As a result, you’re advised to strive for a lower DTI ratio; a DTI ratio of 35% or below is healthy. You’d have a better chance of getting a loan this way.
3. Applying for More than You Qualify For
There are various determinants of loan eligibility. These include your employment status, income, and credit history. A lender may decline your loan application if your earnings aren’t enough to cover the amount you are applying for.
For example, if you apply for a loan of $90,000 and you don’t have a sufficient or stable income for monthly repayments, your request is likely to be denied.
4. Unstable Or Insufficient Income
Besides looking at your DTI ratio and credit score, lenders will also evaluate your income to confirm if you can repay the loan. If they think your earnings aren’t enough to cover the amount you’re applying for, or if it’s unreliable and changes rapidly, the lender will decline your loan request. Essentially, lenders want to ensure that borrowers pay their bills and have enough cash to repay the loan on time.
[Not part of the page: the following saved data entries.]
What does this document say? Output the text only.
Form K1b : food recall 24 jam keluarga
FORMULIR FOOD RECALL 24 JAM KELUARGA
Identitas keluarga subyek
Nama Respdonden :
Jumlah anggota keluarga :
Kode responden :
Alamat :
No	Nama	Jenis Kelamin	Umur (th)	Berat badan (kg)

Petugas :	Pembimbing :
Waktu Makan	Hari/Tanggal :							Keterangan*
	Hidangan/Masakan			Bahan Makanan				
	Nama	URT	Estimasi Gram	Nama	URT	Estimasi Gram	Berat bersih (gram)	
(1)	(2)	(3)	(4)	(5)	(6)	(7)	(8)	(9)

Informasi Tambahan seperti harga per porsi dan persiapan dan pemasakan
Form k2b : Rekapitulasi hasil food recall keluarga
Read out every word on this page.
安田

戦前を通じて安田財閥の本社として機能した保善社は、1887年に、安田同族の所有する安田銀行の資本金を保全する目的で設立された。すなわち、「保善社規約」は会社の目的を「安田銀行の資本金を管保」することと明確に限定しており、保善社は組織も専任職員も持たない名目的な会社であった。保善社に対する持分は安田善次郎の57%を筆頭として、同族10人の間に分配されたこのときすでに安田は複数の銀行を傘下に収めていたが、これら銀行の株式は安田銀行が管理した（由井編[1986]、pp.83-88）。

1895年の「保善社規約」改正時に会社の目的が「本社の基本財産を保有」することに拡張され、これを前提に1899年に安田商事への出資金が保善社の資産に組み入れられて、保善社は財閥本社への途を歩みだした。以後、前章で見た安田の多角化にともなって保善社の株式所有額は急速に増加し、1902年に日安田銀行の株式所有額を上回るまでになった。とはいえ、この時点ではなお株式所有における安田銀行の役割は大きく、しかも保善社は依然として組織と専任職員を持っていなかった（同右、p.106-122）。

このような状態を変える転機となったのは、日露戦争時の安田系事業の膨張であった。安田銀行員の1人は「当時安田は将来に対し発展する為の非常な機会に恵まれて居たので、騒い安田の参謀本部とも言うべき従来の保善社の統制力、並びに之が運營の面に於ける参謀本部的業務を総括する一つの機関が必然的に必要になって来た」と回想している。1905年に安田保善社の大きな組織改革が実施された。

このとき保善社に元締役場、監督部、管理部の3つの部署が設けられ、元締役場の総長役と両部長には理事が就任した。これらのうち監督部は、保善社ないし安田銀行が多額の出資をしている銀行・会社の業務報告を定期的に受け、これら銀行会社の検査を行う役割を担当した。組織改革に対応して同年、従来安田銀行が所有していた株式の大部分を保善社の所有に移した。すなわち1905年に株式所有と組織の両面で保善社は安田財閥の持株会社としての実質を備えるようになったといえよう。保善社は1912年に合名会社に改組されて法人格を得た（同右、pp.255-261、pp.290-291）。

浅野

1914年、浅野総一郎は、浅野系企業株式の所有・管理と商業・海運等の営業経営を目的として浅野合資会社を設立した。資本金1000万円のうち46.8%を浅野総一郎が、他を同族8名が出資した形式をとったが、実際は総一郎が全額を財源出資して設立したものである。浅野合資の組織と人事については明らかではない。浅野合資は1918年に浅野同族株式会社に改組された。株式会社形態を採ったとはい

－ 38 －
5. Missing or Bias Information in Your Application
A lender will readily decline a loan application lacking crucial details or the required supporting documents. Also, loan forms completed with incorrect information will be automatically rejected; worse yet, they may completely ban the applicant from seeking their loans in the future. As a result, go through your filled form, ensuring your answers are accurate and you’ve uploaded the necessary documents. Additionally, you can call their representatives for clarification if needed.
6. Wrong Intended Use of the Loan
While most lenders allow their clients to use their loans to pay for almost everything, there are a few rules you must observe. For instance, most lenders warn their customers against using personal loans to pay college tuition fees. Also, they don’t allow borrowers to use loans for gambling or illegal trades.
How to Boost Your Chances of Getting a Loan
After determining why your loan application was declined, strive to boost your chances on your next application. Here are a few ideas that might help:
- Improve your credit score.
- Boost your earnings.
- Pay off your debts.
- Go for more realistic loan products.
- Look for a cosigner.
- Commit collateral.
- Research the requirements and surpass them before applying.
Tough times come and go, and the best feeling is knowing you can get help. We often turn to friends and family, but they may be facing hard times. You need to seek help from financial institutions. So, while preparing for financial emergencies, follow the above tips to improve your loan eligibility.